Yianna Terzi, representante da Grécia em Lisboa, criticou a organização do Festival Eurovisão 2018: "Eles não aceitaram o que pedimos (...) Se eu tivesse gostado da minha atuação, teria dito que a experiência foi fantástica... mas não o digo".


Em entrevista na televisão grega, a cantora Yianna Terzi, representante do país em Lisboa, não poupou nas críticas à organização do Festival Eurovisão 2018: "Nunca tinha sido tão pressionada psicologicamente como na Eurovisão. A cada ensaio era uma surpresa." lamentou a cantora, queixando-se dos problemas técnicos registados no jury show, "Eu atuei na semifinal, um dia depois da atuação para o júri em que tudo falhou... Eu não sei responder porque accionaram o botão antes do tempo, depois de dezenas de ensaios. Não posso responder porque não sou detetive, não tenho respostas... as coisas aconteceram na minha ausência".
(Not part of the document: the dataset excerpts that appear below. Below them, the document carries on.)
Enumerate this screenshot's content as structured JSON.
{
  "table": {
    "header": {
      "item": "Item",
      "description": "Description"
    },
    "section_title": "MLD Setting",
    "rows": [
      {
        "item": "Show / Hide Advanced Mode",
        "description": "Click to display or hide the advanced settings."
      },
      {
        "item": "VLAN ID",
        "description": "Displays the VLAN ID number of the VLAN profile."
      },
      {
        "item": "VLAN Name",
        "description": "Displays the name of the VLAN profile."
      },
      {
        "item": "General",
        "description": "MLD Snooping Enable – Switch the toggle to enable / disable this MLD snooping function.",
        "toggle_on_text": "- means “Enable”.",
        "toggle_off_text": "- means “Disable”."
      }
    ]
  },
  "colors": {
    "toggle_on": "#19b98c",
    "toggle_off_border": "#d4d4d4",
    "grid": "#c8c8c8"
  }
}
A cantora grega vai mais longe nas críticas e garante que a organização do Festival Eurovisão não considerou as indicações enviadas pela ERT nos meses anteriores ao certame: "Eu percebi que as coisas não estavam como esperado uns dias antes do ensaio. Percebi que não iríamos conseguir fazer o que tinhamos preparado, porque não seguiram as nossas indicações (...) Nas reuniões, eles não aceitaram o que pedimos... Eu nunca desisti de dar as minhas opiniões, mas perdi o meu sono... Amei a minha canção e apesar da tristeza, recebi inúmeras mensagens de apoio. Mas se eu tivesse gostado da minha atuação em palco, teria dito que a experiência foi fantástica... mas não o digo".

Estreante em 1974, a Grécia, vencedora do concurso em 2005, conta com 39 participações no Festival Eurovisão. Yianna Terzi e "Oniro mou" representaram o país em Lisboa, terminando em 14.º lugar com 56 pontos, falhando o apuramento para a Grande Final pela segunda vez na história.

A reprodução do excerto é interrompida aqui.